OCEAN CITY – Following through on enforcing the newly established rules and regulations for the scooter rental industry, the City Council told a rental operator this week he must find the appropriate training space by today or close for business.
At Tuesday’s Mayor and Council meeting, Yehuda Peretz of Island Cycles, located on Somerset Street downtown, requested the council approve the temporary use of a portion of Dorchester Street for scooter training.
The requirement that scooter rental operators have to provide a training area was established in early May when the council approved a list of new rules and regulations to be placed on the industry to ensure safety as the number of scooter accidents increased in town.
“We have been practicing on Dorchester Street for the last 12 years,” Peretz said. “Within your rules and regulations, we would have to find a private property and we cannot find private property downtown.”
Ocean City Development Corporation (OCDC) Executive Director Glenn Irwin submitted that the OCDC Board of Directors is supportive of Island Cycles’ request to use a portion of Dorchester Street, east of Baltimore Ave, as its scooter training area up to Dec. 31, 2012, at which point another training area must be located in order to continue its operation.
Irwin added that the OCDC is adamant that scooter training must not occur on Somerset Plaza since it is a pedestrian walkway.
“Mr. Peretz has operated a good business on Somerset Street and the problem he has is a unique situation … we know he needs to find a place to train but for this season, being on short notice and being the summer time here, we feel that this one-time opportunity for Dorchester Street is a place where he could train for this year,” OCDC President Todd Ferrante said.

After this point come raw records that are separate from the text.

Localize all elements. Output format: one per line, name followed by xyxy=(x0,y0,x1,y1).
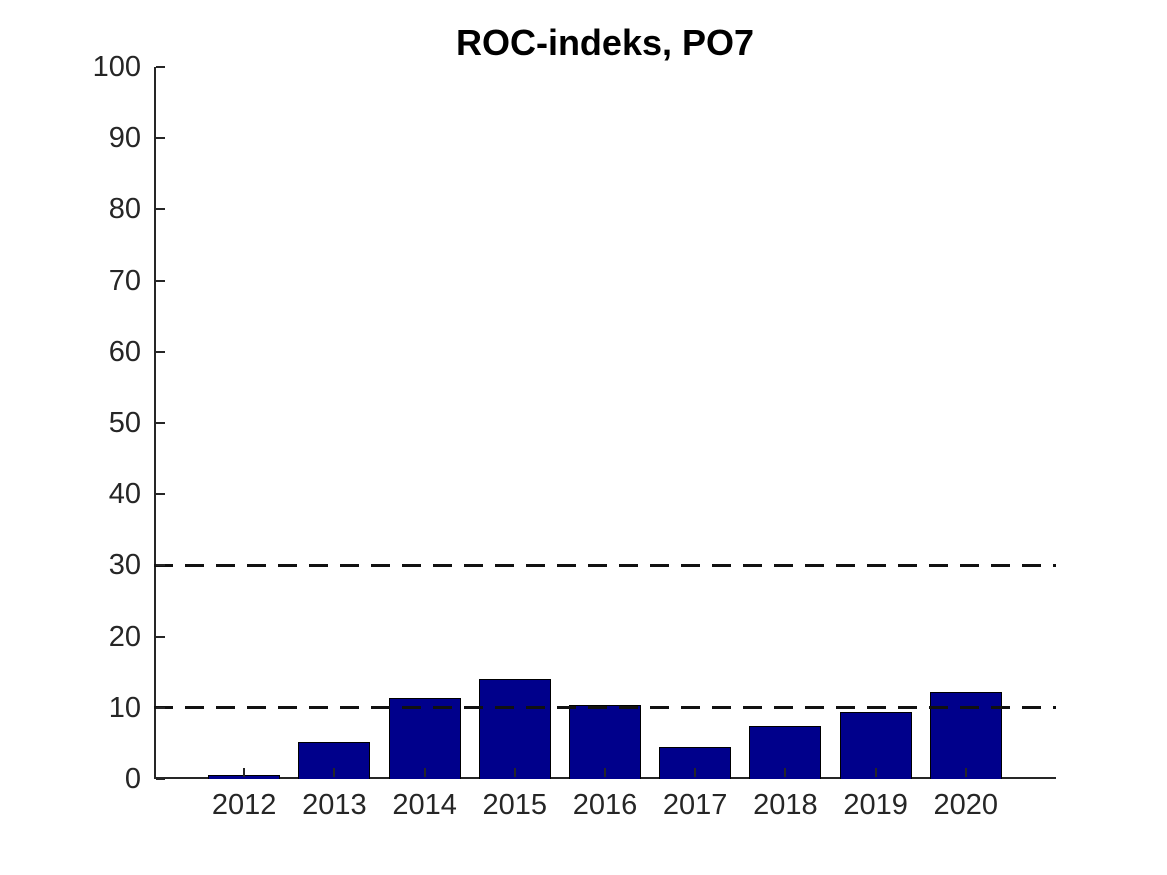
reference-line-10 xyxy=(154,706,1056,710)
bar-2014 xyxy=(388,697,461,779)
y-axis-tick-30 xyxy=(156,564,165,567)
x-axis-tick-label-2016: 2016 xyxy=(572,789,638,821)
y-axis-tick-90 xyxy=(156,137,165,140)
x-axis-tick-2015 xyxy=(513,768,516,777)
y-axis-tick-60 xyxy=(156,350,165,353)
y-axis-tick-20 xyxy=(156,635,165,638)
y-axis-tick-label-90: 90 xyxy=(108,122,141,155)
y-axis-tick-label-70: 70 xyxy=(108,264,141,297)
x-axis-tick-2016 xyxy=(604,768,606,777)
y-axis-tick-100 xyxy=(156,66,165,68)
bar-2019 xyxy=(839,712,912,779)
y-axis-tick-label-30: 30 xyxy=(108,549,141,582)
x-axis-tick-2012 xyxy=(243,768,246,777)
y-axis-tick-label-40: 40 xyxy=(108,478,141,511)
x-axis-tick-label-2013: 2013 xyxy=(302,789,367,821)
bar-2016 xyxy=(569,704,641,779)
y-axis-tick-40 xyxy=(156,493,165,496)
y-axis-tick-10 xyxy=(156,706,165,709)
x-axis-tick-label-2015: 2015 xyxy=(482,789,548,821)
plot-area xyxy=(154,67,1056,779)
x-axis-tick-2013 xyxy=(333,768,336,777)
x-axis-tick-2014 xyxy=(423,768,426,777)
y-axis-tick-70 xyxy=(156,279,165,282)
reference-line-30 xyxy=(154,563,1056,567)
x-axis-tick-2018 xyxy=(784,768,787,777)
x-axis-tick-2017 xyxy=(694,768,697,777)
y-axis-tick-label-20: 20 xyxy=(108,620,141,653)
x-axis-tick-label-2012: 2012 xyxy=(211,789,277,821)
x-axis-tick-label-2020: 2020 xyxy=(933,789,999,821)
y-axis-tick-label-50: 50 xyxy=(108,407,141,439)
y-axis-tick-label-100: 100 xyxy=(92,51,141,83)
bar-2020 xyxy=(929,692,1002,779)
x-axis-tick-label-2018: 2018 xyxy=(753,789,818,821)
y-axis-tick-80 xyxy=(156,208,165,211)
x-axis-tick-label-2017: 2017 xyxy=(662,789,728,821)
x-axis-tick-label-2019: 2019 xyxy=(843,789,908,821)
chart-title: ROC-indeks, PO7 xyxy=(455,22,755,63)
x-axis-tick-label-2014: 2014 xyxy=(392,789,457,821)
bar-2015 xyxy=(478,679,551,779)
y-axis-tick-label-80: 80 xyxy=(108,193,141,226)
y-axis-tick-label-0: 0 xyxy=(124,763,141,795)
y-axis-tick-label-10: 10 xyxy=(108,691,141,724)
x-axis-tick-2020 xyxy=(964,768,967,777)
y-axis-tick-0 xyxy=(156,778,165,780)
x-axis-tick-2019 xyxy=(874,768,877,777)
y-axis-tick-50 xyxy=(156,422,165,424)
y-axis-tick-label-60: 60 xyxy=(108,335,141,368)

Ocean City Zoning Administrator Blaine Smith pointed out the recently passed law “prohibits the use of public property or rights of way for training purposes unless they receive permission from the Mayor and City Council.”
Smith added that currently Island Cycles does not have an approved training area as required and will have to locate a space before its business license is renewed by June 1.
During Tuesday afternoon’s meeting, Smith said about three quarters of the scooter rental industry are now in compliance with the training area requirement, and the others are working to come up with alternative methods that do not include a public right of way.
“I think all of them will be able to do that except for this one,” Smith said.
Councilman Lloyd Martin was in favor of Peretz’s request, agreeing that the law did not provide enough time to comply and made a motion to approve Dorchester Street as a training space for Island Cycles for one year.
“It’s not the operator,” Martin said. “It’s the people driving the scooters we have the problem with. The practice area shows you they can drive, but it doesn’t mean they are going to drive that way out on the street.”
Councilman Brent Ashley agreed with Martin.
“I am not going to vote to put somebody out of business,” he said.
Councilwoman Margaret Pillas asserted she was surprised with the OCDC’s approval and the comments made.
“Sir, this is not short notice, you have known about this for months,” she said to Peretz.
Pillas added that Island Cycles has the most accidents on record.
“I think this is very poor business of the government to allow very good operators who are trying their best, some have already given up their locations because they do not fit into the regulations now and for us to allow you to do this I think is an injustice,” she said.
The request was rejected by a 3-4 vote with Council members Joe Hall, Doug Cymek, Mary Knight and Pillas in opposition.